Hi everyone. I am having a couple of issues with my IoT thermostat project.
I have a room and set temperature on my thermostat and am keeping those variables updated on Firebase. I have 2 push buttons on my thermostat and they can increase/decrease the set temperature.
At first I was able to use an interrupt on my push buttons to trigger a boolean value and update the new set temperature to Firebase and it worked great (calling Firebase API in interrupt service routine gave me a ton of errors).
Here is the ISR:
void pin_ISR_Increase() {
interruptTrigger = true;
static unsigned long last_interrupt_time = 0;
unsigned long interrupt_time = millis();
if (interrupt_time - last_interrupt_time > 350) {
setTemperature++;
}
last_interrupt_time = interrupt_time;
}
My issue now is I am trying to have it so not only can I use the push buttons to update the set temperature on Firebase, but at the same time try and read the set temperature from Firebase in case I change the value on Firebase, or in the future my Android application.
This will allow me have controls on the device itself and change the set temperature from the Android app and they will stay synchronized.
When I try to do this now however, I am running into the issue where my push buttons are not changing the temperature anymore.
Here is a small sample of my code:
if (interruptTrigger == true) {
setFirebaseSetTemperature();
interruptTrigger = false;
} else {
getFirebaseSetTemperature();
}
}
It seems to just be hitting the else statement constantly, even when it does hit the if statement when debugging in Serial monitor it doesn't change the temperature value.
Are there any better ways to to read and write from Firebase in a timely manner?
A couple more issues I've run into:
Does anyone have any recommendations for running a task every x amount of seconds? I also have code to push the room temperature to Firebase, but it's not necessary to constantly do this every loop. I have considered using for loops to run certain portions of the code every few times around, but it didn't work too well. My idea next is to try using millis() like I did with my interrupts.
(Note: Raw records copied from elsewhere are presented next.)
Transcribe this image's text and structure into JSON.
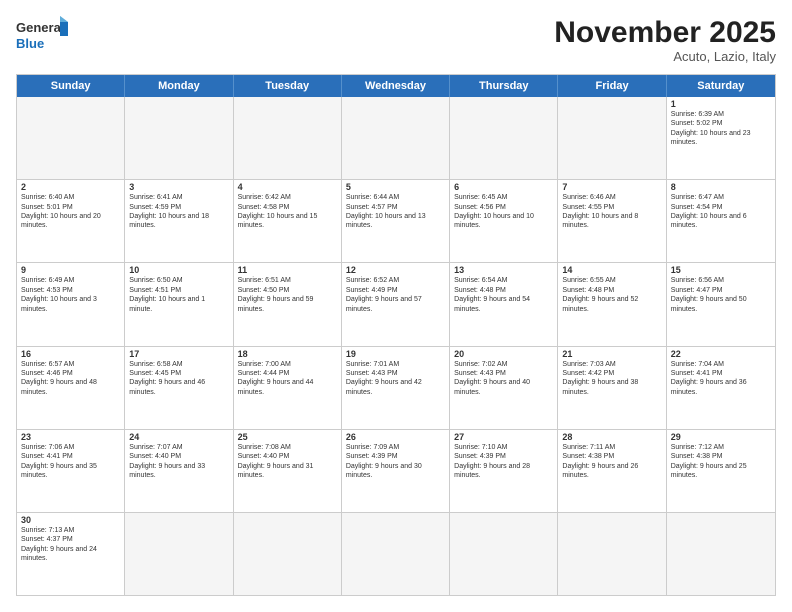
{
  "logo": {
    "general": "General",
    "blue": "Blue"
  },
  "title": "November 2025",
  "location": "Acuto, Lazio, Italy",
  "day_headers": [
    "Sunday",
    "Monday",
    "Tuesday",
    "Wednesday",
    "Thursday",
    "Friday",
    "Saturday"
  ],
  "weeks": [
    [
      {
        "num": "",
        "info": "",
        "empty": true
      },
      {
        "num": "",
        "info": "",
        "empty": true
      },
      {
        "num": "",
        "info": "",
        "empty": true
      },
      {
        "num": "",
        "info": "",
        "empty": true
      },
      {
        "num": "",
        "info": "",
        "empty": true
      },
      {
        "num": "",
        "info": "",
        "empty": true
      },
      {
        "num": "1",
        "info": "Sunrise: 6:39 AM\nSunset: 5:02 PM\nDaylight: 10 hours and 23 minutes."
      }
    ],
    [
      {
        "num": "2",
        "info": "Sunrise: 6:40 AM\nSunset: 5:01 PM\nDaylight: 10 hours and 20 minutes."
      },
      {
        "num": "3",
        "info": "Sunrise: 6:41 AM\nSunset: 4:59 PM\nDaylight: 10 hours and 18 minutes."
      },
      {
        "num": "4",
        "info": "Sunrise: 6:42 AM\nSunset: 4:58 PM\nDaylight: 10 hours and 15 minutes."
      },
      {
        "num": "5",
        "info": "Sunrise: 6:44 AM\nSunset: 4:57 PM\nDaylight: 10 hours and 13 minutes."
      },
      {
        "num": "6",
        "info": "Sunrise: 6:45 AM\nSunset: 4:56 PM\nDaylight: 10 hours and 10 minutes."
      },
      {
        "num": "7",
        "info": "Sunrise: 6:46 AM\nSunset: 4:55 PM\nDaylight: 10 hours and 8 minutes."
      },
      {
        "num": "8",
        "info": "Sunrise: 6:47 AM\nSunset: 4:54 PM\nDaylight: 10 hours and 6 minutes."
      }
    ],
    [
      {
        "num": "9",
        "info": "Sunrise: 6:49 AM\nSunset: 4:53 PM\nDaylight: 10 hours and 3 minutes."
      },
      {
        "num": "10",
        "info": "Sunrise: 6:50 AM\nSunset: 4:51 PM\nDaylight: 10 hours and 1 minute."
      },
      {
        "num": "11",
        "info": "Sunrise: 6:51 AM\nSunset: 4:50 PM\nDaylight: 9 hours and 59 minutes."
      },
      {
        "num": "12",
        "info": "Sunrise: 6:52 AM\nSunset: 4:49 PM\nDaylight: 9 hours and 57 minutes."
      },
      {
        "num": "13",
        "info": "Sunrise: 6:54 AM\nSunset: 4:48 PM\nDaylight: 9 hours and 54 minutes."
      },
      {
        "num": "14",
        "info": "Sunrise: 6:55 AM\nSunset: 4:48 PM\nDaylight: 9 hours and 52 minutes."
      },
      {
        "num": "15",
        "info": "Sunrise: 6:56 AM\nSunset: 4:47 PM\nDaylight: 9 hours and 50 minutes."
      }
    ],
    [
      {
        "num": "16",
        "info": "Sunrise: 6:57 AM\nSunset: 4:46 PM\nDaylight: 9 hours and 48 minutes."
      },
      {
        "num": "17",
        "info": "Sunrise: 6:58 AM\nSunset: 4:45 PM\nDaylight: 9 hours and 46 minutes."
      },
      {
        "num": "18",
        "info": "Sunrise: 7:00 AM\nSunset: 4:44 PM\nDaylight: 9 hours and 44 minutes."
      },
      {
        "num": "19",
        "info": "Sunrise: 7:01 AM\nSunset: 4:43 PM\nDaylight: 9 hours and 42 minutes."
      },
      {
        "num": "20",
        "info": "Sunrise: 7:02 AM\nSunset: 4:43 PM\nDaylight: 9 hours and 40 minutes."
      },
      {
        "num": "21",
        "info": "Sunrise: 7:03 AM\nSunset: 4:42 PM\nDaylight: 9 hours and 38 minutes."
      },
      {
        "num": "22",
        "info": "Sunrise: 7:04 AM\nSunset: 4:41 PM\nDaylight: 9 hours and 36 minutes."
      }
    ],
    [
      {
        "num": "23",
        "info": "Sunrise: 7:06 AM\nSunset: 4:41 PM\nDaylight: 9 hours and 35 minutes."
      },
      {
        "num": "24",
        "info": "Sunrise: 7:07 AM\nSunset: 4:40 PM\nDaylight: 9 hours and 33 minutes."
      },
      {
        "num": "25",
        "info": "Sunrise: 7:08 AM\nSunset: 4:40 PM\nDaylight: 9 hours and 31 minutes."
      },
      {
        "num": "26",
        "info": "Sunrise: 7:09 AM\nSunset: 4:39 PM\nDaylight: 9 hours and 30 minutes."
      },
      {
        "num": "27",
        "info": "Sunrise: 7:10 AM\nSunset: 4:39 PM\nDaylight: 9 hours and 28 minutes."
      },
      {
        "num": "28",
        "info": "Sunrise: 7:11 AM\nSunset: 4:38 PM\nDaylight: 9 hours and 26 minutes."
      },
      {
        "num": "29",
        "info": "Sunrise: 7:12 AM\nSunset: 4:38 PM\nDaylight: 9 hours and 25 minutes."
      }
    ],
    [
      {
        "num": "30",
        "info": "Sunrise: 7:13 AM\nSunset: 4:37 PM\nDaylight: 9 hours and 24 minutes."
      },
      {
        "num": "",
        "info": "",
        "empty": true
      },
      {
        "num": "",
        "info": "",
        "empty": true
      },
      {
        "num": "",
        "info": "",
        "empty": true
      },
      {
        "num": "",
        "info": "",
        "empty": true
      },
      {
        "num": "",
        "info": "",
        "empty": true
      },
      {
        "num": "",
        "info": "",
        "empty": true
      }
    ]
  ]
}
Serial.println has been acting very funny in the monitor all of a sudden. For example Serial.println("Current temp: " + setTemperature);
would only print "rrent temp" in serial monitor, yet Serial.println(setTemperature); would print the integer like I wanted it to.
And lastly, the push buttons I have require a slight delay between each press to increment/decrement the tmperature, I've tried adjusting my debounce algorithmn in the ISRs but can't improve the response time anymore. Do better push buttons exist that can deliver very instant responses when spamming the buttons or is a 0.5-1 second delay between each press is as good as I am going to get?